Le tracé gallo-romain, ancêtre de nos routes nationales

La vocation administrative et résidentielle de Bavay aurait favorisé le développement des ateliers en dehors de la Civitas. On a retrouvé des fours de potiers appartenant aux fabricants BRARIATUS et VARIATUS dont les tèles étaient exportées jusqu’en bordure rhénane. La voie franchissait ensuite, l’Helpe majeure à Fissiacum (Fuchau). Le toponyme pourrait faire référence à un ancien péage. Puis elle gagnait Duronum (Etroeungt) sur la rive gauche de l’Helpe mineure. Seule étape mentionnée par les itinéraires romains, elle était située à 12 lieues de Bavay. Le site occupe une position de hameau et épouse la pente douce du terrain. D’autres zones d’habitat repérées notamment à Warpont y étaient rattachées.

De Duronum, une desserte orientée est-ouest partait vers le Nouvion. D’autres situent Duronum à La Capelle, en raison de la borne milliaire trouvée en 1882. Une tradition veut que le lieu-dit La Ville conserve des traces d’occupation romaine. La chaussée prend résolument une orientation nord-sud, à hauteur de Larouillies et se confond sensiblement avec le tracé de l’actuelle RN2 jusqu’à Verbinum (Vervins) en passant par La Capelle, Froidestrées, Etréaupont et La Chaussée. Le vicus de Verbinum comportait un marché. Depuis un siècle, les fouilles ont révélé l’existence d’un théâtre (de 60 mètres dans son plus grand axe), d’un ollarium, d’une villa et de diverses substructions. Une autre voie venant de Vermand rejoignait Landifay (où fut mis à jour un cimetière gallo-romain) puis La Hérie et Sains.

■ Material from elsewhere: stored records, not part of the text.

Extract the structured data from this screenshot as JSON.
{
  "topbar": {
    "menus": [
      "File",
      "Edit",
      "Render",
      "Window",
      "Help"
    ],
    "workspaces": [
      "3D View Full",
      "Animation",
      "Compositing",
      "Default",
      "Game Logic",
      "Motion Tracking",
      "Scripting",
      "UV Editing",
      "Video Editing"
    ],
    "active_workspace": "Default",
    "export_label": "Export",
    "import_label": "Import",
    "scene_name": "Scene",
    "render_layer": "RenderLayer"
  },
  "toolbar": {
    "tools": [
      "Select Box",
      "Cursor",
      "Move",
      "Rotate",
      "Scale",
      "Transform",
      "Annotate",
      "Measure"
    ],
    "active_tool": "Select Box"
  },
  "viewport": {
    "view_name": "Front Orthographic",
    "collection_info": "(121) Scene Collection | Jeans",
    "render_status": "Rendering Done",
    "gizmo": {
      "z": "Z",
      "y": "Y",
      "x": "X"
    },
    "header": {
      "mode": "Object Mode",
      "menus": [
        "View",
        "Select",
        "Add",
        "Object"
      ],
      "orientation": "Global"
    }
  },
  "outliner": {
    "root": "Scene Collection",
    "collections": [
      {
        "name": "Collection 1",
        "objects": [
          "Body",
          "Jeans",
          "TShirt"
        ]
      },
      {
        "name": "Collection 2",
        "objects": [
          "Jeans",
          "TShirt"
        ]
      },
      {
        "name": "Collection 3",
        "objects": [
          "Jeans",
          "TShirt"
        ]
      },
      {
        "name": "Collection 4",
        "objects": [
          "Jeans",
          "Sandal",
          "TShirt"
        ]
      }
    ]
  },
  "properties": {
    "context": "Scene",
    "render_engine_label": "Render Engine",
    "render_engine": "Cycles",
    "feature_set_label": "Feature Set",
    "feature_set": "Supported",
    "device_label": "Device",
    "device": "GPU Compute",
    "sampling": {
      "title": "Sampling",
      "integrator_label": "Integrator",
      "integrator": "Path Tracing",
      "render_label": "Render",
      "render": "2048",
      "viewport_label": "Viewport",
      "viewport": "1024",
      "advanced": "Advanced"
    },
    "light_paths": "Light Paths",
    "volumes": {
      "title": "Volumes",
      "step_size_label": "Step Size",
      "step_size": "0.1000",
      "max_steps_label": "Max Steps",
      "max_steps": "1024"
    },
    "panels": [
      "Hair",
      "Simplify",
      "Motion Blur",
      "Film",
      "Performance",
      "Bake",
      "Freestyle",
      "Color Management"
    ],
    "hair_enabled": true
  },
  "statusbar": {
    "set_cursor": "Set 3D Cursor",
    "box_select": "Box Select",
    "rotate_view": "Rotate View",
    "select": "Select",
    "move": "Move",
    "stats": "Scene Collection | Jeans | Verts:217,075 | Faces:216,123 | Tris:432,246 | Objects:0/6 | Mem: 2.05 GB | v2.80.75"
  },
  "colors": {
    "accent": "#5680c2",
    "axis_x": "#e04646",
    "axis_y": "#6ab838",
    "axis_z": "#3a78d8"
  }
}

Elle traversait les bois de Marfontaine, Franqueville et Cambron (où se trouvait une villa).

La chaussée Brunehaut

La chaussée Brunehaut

La route parvenait au vicus de Vervins, se dirigeait vers le centre du plateau de Terva, le bois d’Eparcy, et traversait la forêt jusqu’à Macquenoise. A Macquenoise, des ramassages de surfaces et une fouille de sauvetage ont permis d’identifier un édifice thermal, une cave ainsi que des traces d’activité sidérurgique de la seconde moitié du IIe siècle/début du IIIe. Des carrières y étaient exploitées à ciel ouvert. L’arkose était employée dans la confection des meules-mortiers (dont l’aire de dispersion semble avoir été assez conséquente) et des urnes cinéraires. A proximité de la frontière, l’ouverture d’un chemin, au XIXe siècle, dans le canton des Aulnois permet la découverte d’un îlot d’habitats sans doute à mettre en relation avec l’exploitation du banc d’arkose qui s’étire sur plusieurs kilomètres depuis Mondrepuis.

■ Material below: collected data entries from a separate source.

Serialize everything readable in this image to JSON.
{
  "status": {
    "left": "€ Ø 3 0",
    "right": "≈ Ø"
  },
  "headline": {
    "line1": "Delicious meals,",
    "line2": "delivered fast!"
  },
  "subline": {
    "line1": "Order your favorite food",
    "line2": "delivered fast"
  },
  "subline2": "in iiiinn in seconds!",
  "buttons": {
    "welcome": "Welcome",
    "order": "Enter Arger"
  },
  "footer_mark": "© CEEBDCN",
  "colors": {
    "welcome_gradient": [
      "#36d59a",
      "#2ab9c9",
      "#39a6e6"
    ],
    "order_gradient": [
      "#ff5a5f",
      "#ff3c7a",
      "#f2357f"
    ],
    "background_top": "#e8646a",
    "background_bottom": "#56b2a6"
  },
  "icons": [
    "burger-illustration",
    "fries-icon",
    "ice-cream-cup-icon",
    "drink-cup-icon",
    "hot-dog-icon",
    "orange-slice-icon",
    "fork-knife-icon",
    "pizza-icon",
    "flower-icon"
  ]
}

De Verbinum, la voie Reims-Bavay prenait la direction de la Chaussée d’Hary, atteignait la Corrérie et traversait la forêt du Val-St-Pierre où son remblai est conservé. De là, elle joignait la station de Catusiacum (au nord de l’actuel village de Chaourse). Elle passait la Serre au lieu-dit Le Gué, suivait la limite départementale entre l’Aisne et les Ardennes, gagnait Dizy-le-Gros et Nizy-le-Comte. Ninitacus (Nizy-le-Comte) où furent découverts une borne milliaire, deux villae du IIe siècle richement décorées et un temple dédié à Belenus. Plus loin, le tracé suivait l’actuelle D966, traversait l’Aisne à Auxenna.

En parlant d’Evergnicourt, Amédée Piette, au XIXe siècle, affirmait qu’on pouvait voir les culées de l’ancien pont lorsque les eaux de l’Aisne étaient basses. La voie franchissait la Retourne à l’ouest de Brienne/Aisne, la Suippe à Pongivart, passait près de Brimont pour parvenir à Durocotorum (Reims; chef-lieu de la Civitas Remensis) par la porte de Mars. La voie Reims-Bavay fut peut-être abandonnée vers la fin du IIIe ou au début du IVe siècle. Au Bas-Empire, la Civitas Nerviorum est en effet remplacée par la Civitas Camaracensium; Cambrai devenant le chef-lieu de la nouvelle cité.